Crackas With Attitude Player Jailed for Five Years
A 25-year-old North Carolina man has been sentenced to five years behind bars for his part in a hacking campaign which leaked the details of senior US officials and intimidated them and their families.
Justin Liverman, 25, of Morehead City, pleaded guilty in January to being a part of the “Crackas with Attitude” online collective which targeted then-CIA director John Brennan and national intelligence director James Clapper, as well as former FBI deputy director Mark Giuliano, among others.
Also known online as ‘D3F4ULT’, Liverman didn’t personally carry out any of the attacks on the officials’ law enforcement accounts, leaving that to British hacker “Cracka”, according to reports.
However, the five-year sentence is apparently the maximum possible for conspiracy to commit offenses against the US. These include conspiracy to carry out unauthorized computer intrusions, identity theft, and telephone harassment.
A DoJ notice claimed the conspiracy targeted 10 victims and caused more than $1.5m in losses for them.
“Liverman publicly posted online documents and personal information unlawfully obtained from a victim’s personal account; sent threatening text messages to the same victim’s cellphone; and paid an unlawful ‘phonebombing’ service to call the victim repeatedly with a threatening message. In November 2015, the conspiracy used that victim's government credentials to gain unlawful access to a confidential federal law enforcement database, where Liverman obtained information relating to dozens of law enforcement officers and uploaded this information to a public website.”
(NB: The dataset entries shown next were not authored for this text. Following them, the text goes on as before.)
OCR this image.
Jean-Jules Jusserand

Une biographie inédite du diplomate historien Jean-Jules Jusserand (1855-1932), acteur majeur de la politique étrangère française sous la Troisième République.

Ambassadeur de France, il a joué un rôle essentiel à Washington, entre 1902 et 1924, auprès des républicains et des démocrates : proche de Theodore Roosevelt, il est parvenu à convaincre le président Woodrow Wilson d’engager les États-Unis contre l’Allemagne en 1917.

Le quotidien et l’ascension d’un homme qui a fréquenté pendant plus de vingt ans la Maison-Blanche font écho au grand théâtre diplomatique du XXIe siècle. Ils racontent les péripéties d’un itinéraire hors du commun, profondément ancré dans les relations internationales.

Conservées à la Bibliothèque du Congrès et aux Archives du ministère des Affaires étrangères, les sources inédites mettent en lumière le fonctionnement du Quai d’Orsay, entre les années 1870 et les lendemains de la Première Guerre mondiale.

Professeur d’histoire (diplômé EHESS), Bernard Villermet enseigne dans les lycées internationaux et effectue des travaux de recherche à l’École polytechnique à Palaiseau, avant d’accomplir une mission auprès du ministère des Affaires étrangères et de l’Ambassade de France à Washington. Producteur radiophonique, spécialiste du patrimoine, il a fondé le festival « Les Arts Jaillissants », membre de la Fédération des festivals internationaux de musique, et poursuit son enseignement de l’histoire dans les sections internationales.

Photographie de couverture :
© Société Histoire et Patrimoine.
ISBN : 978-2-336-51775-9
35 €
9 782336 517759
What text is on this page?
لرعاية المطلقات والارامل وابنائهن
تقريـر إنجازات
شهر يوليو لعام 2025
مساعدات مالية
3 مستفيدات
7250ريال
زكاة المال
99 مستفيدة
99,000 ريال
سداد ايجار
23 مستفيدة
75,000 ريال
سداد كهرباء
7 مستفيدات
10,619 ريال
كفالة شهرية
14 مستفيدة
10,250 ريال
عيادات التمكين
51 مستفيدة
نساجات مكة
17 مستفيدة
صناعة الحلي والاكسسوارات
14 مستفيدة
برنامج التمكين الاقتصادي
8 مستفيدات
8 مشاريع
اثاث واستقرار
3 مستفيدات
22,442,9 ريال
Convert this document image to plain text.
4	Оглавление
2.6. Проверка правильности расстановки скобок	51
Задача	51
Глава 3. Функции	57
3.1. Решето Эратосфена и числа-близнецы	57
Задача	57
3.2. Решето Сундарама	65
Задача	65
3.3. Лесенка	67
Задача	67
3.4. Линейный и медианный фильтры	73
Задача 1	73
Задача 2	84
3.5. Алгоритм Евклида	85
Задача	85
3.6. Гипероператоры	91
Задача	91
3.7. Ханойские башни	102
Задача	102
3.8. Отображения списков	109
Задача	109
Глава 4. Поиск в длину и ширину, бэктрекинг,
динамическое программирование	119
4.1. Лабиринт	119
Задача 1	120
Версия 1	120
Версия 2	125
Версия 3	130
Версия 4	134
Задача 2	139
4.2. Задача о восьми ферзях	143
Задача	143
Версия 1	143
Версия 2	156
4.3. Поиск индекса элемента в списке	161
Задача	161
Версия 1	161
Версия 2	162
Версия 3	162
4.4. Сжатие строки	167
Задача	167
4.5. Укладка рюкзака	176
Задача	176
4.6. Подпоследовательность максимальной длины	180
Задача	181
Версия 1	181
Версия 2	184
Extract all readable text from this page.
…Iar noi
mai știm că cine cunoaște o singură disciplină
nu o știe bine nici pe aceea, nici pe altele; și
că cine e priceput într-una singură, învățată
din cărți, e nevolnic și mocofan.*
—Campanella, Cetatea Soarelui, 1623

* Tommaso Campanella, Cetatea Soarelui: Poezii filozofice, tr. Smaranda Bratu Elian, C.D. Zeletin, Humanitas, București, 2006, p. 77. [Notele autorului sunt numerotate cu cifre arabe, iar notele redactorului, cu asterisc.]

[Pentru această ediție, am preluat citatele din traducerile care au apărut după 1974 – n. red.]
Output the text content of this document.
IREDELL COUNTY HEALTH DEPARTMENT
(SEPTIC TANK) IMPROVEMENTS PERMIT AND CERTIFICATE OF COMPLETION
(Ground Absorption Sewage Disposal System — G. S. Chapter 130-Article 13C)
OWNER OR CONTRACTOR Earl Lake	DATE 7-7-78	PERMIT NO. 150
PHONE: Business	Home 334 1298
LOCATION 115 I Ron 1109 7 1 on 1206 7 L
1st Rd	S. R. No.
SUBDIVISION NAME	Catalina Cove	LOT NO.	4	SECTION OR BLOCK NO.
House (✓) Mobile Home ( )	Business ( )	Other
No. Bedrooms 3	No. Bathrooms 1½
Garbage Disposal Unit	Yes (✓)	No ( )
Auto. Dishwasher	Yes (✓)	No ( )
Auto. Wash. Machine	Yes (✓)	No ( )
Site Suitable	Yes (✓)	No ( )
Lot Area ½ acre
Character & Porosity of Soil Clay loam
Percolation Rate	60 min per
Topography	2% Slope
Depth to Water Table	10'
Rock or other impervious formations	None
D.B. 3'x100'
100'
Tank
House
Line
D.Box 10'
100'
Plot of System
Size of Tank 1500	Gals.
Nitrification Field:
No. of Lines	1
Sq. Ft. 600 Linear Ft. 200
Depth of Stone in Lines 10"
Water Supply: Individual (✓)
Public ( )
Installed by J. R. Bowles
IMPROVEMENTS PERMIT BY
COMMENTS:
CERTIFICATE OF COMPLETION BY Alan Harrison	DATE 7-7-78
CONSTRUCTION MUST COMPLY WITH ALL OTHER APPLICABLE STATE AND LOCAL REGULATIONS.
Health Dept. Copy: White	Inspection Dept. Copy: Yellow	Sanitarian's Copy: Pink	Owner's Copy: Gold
Judge Bruce Lee described the acts as “despicable” in his sentencing on Friday, adding “these are no pranks.”
“This computer hacking, Crackas With Attitude, caused chaos. Your intent was clear, and that was to wreak havoc,” he’s reported as saying.
Liverman will pay around $145,000 in restitution. His co-conspirator Andrew Otto Boggs, 23, of North Wilkesboro, was sentenced back in June to two years behind bars, and has agreed to pay just over $100,000.